Voilà cette pensée qui me tourneboule sous la rotonde. Vous commencez certainement à me connaître, depuis le temps que nous nous fréquentons, vous devez par conséquent savoir que lorsque j’ai amorcé une idée, on ne peut pas me l’extraire facilement du crâne… Je caresse mon rêve et le voilà qui se met à frétiller de la queue comme un bon toutou. Parkings m’a donné l’adresse d’un correspondant de Lyon. Il m’a dit qu’en cas de pépin je pouvais faire appel à lui sans crainte.
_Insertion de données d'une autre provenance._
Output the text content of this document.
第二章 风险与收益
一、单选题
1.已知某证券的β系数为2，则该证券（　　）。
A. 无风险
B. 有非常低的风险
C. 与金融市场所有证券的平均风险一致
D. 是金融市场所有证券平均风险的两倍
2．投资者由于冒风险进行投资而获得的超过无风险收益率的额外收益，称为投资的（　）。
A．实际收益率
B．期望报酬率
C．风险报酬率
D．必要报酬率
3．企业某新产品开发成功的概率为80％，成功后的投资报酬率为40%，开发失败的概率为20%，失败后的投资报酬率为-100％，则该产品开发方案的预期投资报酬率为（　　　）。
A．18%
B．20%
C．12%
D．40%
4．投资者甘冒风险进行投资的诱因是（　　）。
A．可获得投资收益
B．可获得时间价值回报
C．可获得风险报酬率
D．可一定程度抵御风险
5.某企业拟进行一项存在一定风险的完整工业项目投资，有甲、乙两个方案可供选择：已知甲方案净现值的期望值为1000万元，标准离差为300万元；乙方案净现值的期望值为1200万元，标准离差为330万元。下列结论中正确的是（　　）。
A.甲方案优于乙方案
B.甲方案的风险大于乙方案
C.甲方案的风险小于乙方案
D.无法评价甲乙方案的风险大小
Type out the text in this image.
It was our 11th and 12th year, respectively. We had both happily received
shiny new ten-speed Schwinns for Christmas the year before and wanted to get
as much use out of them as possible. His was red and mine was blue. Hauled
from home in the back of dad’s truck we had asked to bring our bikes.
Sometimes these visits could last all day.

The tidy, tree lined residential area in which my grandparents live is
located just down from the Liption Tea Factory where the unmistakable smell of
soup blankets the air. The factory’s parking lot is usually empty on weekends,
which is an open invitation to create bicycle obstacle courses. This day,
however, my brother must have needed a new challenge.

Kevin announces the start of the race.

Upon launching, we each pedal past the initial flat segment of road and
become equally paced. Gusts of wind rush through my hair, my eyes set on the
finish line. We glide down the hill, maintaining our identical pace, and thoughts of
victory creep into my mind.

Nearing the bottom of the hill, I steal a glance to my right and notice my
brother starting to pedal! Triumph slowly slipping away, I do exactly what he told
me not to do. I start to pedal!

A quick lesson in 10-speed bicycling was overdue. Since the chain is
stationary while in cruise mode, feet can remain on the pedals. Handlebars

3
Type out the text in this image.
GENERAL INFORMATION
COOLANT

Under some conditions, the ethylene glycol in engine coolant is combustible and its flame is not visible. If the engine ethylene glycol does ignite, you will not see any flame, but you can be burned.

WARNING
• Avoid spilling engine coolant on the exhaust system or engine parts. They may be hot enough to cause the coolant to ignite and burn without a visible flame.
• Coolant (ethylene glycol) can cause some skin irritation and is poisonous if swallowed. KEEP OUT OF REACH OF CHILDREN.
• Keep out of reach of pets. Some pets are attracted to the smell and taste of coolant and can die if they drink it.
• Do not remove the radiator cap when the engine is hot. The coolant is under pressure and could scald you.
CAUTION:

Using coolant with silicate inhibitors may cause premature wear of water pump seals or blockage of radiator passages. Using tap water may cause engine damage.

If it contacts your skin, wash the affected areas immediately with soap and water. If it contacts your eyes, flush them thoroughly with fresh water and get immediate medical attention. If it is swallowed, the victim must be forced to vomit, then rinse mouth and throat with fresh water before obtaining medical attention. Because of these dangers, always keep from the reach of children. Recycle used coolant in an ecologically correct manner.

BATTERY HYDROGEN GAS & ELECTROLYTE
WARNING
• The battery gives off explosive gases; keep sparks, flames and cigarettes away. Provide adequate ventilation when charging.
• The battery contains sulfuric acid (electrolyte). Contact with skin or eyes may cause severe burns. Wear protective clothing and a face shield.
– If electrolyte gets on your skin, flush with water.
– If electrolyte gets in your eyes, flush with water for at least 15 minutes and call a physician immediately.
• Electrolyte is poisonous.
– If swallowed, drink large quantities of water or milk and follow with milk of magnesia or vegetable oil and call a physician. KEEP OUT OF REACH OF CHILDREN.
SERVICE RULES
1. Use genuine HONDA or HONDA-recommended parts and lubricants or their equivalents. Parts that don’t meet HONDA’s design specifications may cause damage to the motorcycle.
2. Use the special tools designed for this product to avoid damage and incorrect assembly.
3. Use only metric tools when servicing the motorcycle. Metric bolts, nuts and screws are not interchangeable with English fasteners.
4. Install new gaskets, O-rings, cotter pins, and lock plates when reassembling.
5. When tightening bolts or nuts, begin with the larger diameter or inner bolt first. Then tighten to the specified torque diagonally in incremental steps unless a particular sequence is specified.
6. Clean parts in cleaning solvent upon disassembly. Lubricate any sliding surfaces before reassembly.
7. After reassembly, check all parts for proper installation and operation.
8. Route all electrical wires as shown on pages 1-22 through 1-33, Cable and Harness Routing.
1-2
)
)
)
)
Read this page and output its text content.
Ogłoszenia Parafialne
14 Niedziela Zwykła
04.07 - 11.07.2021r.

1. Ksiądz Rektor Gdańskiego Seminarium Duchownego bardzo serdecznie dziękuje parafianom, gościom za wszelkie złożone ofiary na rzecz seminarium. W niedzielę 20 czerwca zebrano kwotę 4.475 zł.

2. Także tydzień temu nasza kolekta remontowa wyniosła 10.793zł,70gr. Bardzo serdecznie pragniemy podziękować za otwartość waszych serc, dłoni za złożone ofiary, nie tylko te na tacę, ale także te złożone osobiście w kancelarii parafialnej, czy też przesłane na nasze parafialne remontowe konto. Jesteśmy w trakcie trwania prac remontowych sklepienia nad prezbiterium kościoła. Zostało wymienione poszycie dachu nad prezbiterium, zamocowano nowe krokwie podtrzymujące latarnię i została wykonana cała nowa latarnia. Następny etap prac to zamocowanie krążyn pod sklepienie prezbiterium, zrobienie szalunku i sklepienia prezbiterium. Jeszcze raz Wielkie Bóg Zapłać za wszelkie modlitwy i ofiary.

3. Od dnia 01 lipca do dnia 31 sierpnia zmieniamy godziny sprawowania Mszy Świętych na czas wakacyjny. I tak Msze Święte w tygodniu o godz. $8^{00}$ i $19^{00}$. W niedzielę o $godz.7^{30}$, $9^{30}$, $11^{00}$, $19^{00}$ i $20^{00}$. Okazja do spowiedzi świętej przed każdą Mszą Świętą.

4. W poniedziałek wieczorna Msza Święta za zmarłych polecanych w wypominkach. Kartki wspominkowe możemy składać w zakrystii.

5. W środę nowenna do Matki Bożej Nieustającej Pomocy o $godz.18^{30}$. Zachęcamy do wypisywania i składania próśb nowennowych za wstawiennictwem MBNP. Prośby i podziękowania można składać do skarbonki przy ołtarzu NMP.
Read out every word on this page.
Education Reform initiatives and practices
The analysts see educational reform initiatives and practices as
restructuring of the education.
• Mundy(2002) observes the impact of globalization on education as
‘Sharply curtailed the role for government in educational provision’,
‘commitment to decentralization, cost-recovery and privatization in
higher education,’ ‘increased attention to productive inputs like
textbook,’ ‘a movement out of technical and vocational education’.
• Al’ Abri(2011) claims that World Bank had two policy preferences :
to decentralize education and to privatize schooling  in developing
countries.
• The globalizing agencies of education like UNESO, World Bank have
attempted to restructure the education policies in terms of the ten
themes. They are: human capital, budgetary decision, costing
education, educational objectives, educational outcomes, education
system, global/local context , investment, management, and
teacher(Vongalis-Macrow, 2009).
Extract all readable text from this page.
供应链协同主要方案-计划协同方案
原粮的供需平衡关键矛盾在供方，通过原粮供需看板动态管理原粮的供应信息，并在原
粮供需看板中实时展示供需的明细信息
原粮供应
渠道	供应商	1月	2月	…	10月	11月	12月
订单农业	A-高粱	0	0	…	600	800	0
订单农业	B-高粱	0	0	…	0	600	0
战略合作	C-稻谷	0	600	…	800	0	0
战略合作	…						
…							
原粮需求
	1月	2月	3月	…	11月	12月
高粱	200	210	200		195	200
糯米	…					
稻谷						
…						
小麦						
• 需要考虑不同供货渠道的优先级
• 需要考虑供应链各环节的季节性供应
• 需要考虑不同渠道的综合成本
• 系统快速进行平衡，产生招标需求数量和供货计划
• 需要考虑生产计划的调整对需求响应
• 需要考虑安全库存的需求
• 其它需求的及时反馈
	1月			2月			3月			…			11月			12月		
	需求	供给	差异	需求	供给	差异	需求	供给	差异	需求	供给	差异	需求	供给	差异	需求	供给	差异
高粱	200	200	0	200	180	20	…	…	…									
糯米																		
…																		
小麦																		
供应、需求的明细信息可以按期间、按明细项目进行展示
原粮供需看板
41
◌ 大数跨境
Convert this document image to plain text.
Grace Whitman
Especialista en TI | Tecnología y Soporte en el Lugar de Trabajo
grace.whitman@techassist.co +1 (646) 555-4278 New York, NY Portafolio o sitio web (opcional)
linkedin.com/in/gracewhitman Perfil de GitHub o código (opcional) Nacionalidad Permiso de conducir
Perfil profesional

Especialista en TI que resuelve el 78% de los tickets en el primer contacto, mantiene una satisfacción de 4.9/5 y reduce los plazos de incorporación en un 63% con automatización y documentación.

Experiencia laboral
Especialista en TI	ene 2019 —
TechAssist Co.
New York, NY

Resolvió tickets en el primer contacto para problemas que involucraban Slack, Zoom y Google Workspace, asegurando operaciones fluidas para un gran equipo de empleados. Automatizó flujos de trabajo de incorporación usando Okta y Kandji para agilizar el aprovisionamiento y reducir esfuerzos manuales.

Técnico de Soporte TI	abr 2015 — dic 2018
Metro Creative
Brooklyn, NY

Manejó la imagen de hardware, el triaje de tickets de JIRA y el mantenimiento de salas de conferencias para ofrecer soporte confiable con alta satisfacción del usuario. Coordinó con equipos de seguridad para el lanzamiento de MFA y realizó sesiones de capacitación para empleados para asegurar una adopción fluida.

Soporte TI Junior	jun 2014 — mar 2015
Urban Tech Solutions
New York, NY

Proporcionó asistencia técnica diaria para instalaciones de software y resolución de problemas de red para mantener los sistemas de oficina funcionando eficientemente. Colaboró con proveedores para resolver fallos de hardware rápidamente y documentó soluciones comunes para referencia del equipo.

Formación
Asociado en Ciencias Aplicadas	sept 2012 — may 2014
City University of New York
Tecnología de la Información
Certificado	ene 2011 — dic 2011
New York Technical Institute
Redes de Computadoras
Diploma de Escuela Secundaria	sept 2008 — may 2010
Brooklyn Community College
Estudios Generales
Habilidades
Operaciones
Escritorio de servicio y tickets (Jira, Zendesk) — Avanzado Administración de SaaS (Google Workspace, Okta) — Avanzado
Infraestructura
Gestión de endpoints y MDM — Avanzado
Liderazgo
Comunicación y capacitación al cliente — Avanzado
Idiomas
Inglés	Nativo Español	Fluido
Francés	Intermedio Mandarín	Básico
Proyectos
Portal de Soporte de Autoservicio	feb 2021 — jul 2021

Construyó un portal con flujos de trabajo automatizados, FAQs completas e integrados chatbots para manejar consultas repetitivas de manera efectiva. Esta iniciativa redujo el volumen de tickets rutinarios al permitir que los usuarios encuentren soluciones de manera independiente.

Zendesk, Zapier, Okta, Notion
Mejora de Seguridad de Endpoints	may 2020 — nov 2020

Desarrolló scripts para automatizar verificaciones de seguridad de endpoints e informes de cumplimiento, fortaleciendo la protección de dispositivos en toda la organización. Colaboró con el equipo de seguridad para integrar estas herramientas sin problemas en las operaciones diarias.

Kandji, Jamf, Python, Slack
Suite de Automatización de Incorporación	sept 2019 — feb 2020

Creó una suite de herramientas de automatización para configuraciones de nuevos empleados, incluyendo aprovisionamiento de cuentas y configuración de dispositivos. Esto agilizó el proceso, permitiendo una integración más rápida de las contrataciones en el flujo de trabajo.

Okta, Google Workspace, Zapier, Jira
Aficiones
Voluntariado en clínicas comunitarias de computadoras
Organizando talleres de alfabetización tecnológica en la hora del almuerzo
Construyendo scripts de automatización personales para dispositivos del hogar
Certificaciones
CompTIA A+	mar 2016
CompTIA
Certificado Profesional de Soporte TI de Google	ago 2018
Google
Ce serait peut-être le moment de le contacter, le mec, non ?
Ma décision est vite prise, mon plan d’action vite dressé.
La route est rigoureusement déserte devant et derrière nous. Le soleil cogne comme un sourd, c’est midi et les populations sont en train de morfiler leur portion de rutabaga…
Je pose la main sur le bras de Bonne-Bouille.
Il s’arrête de jacter et me considère d’un air interrogateur.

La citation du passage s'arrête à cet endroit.